Accepted for/Published in: Journal of Medical Internet Research
Date Submitted: Jan 2, 2024
Date Accepted: Jun 3, 2024
Cancer Prevention and Treatment on Chinese Social Media: Machine Learning-Based Content Analysis Study
ABSTRACT
Background:
Nowadays, new media has played an important role in providing information about cancer prevention and treatment. A growing body of work has been devoted to examining the access and communication effects of cancer information on social media. However, there has been limited understanding of the overall presentation of cancer prevention and treatment on social media. Further, research on comparing the differences between medical social media and common social media remained limited.
Objective:
Based on big data analytics, this study aimed to comprehensively map the characteristics of cancer treatment and prevention information on medical social media and common social media, which was promisingly helpful in cancer coverage and patients’ treatment decision.
Methods:
We collected all posts (N=60,843) from 4 medical WeChat official accounts (classified as medical social media in this paper), and 5 health and lifestyle WeChat official accounts (classified as common social media in this paper). By applying latent Dirichlet allocation topic model, we extracted cancer-related posts (N=8,427) and obtained 6 cancer themes in common social media and medical social media separately. After manually labeling posts according to our codebook, we adopted a neural-based method to label different articles automatically.
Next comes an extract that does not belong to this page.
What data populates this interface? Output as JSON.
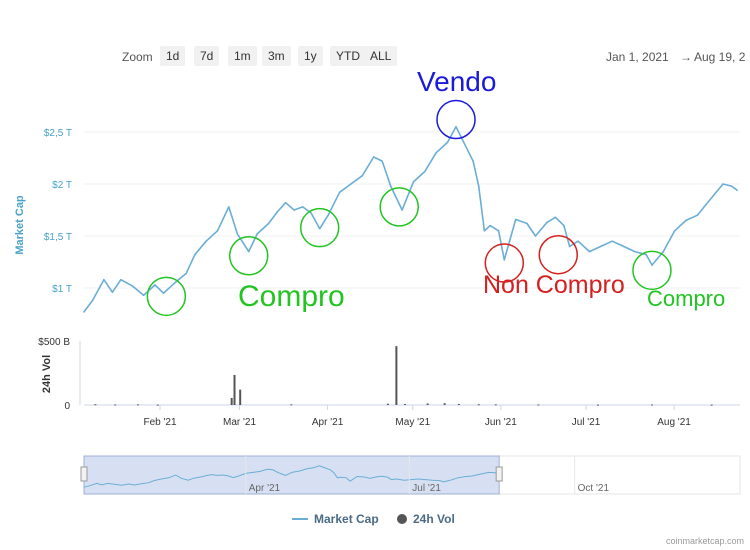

To be more specific, we defined our task as a multi-label task and chose different pre-trained models, say, Bert and Glove, to learn document level semantic representations for labelling.
Results:
Themes in common social media were more related to lifestyle, while medical social media were more related to medical attributions. Early screening and testing, healthy diet, and physical exercise were the most frequently mentioned preventive measures. Compared with common social media, medical social media mentioned vaccinations to prevent cancer more frequently. Both types of media provided limited coverage of radiation prevention (including sun protection) and breastfeeding. Surgery, chemotherapy, and radiotherapy were the most mentioned treatment measures. Medical social media discussed treatment information more than common social media.
Conclusions:
Cancer prevention and treatment information on social media revealed a lack of balance. The focus on cancer prevention and treatment information was mainly limited to a few aspects. The cancer coverage on preventive measures and treatments in social media required further improvement. Additionally, the study's findings underscored the potential of applying machine learning to content analysis as a promising research paradigm for mapping the key dimensions of cancer information on social media. The findings provided methodological and practical significance in future study and health promotion.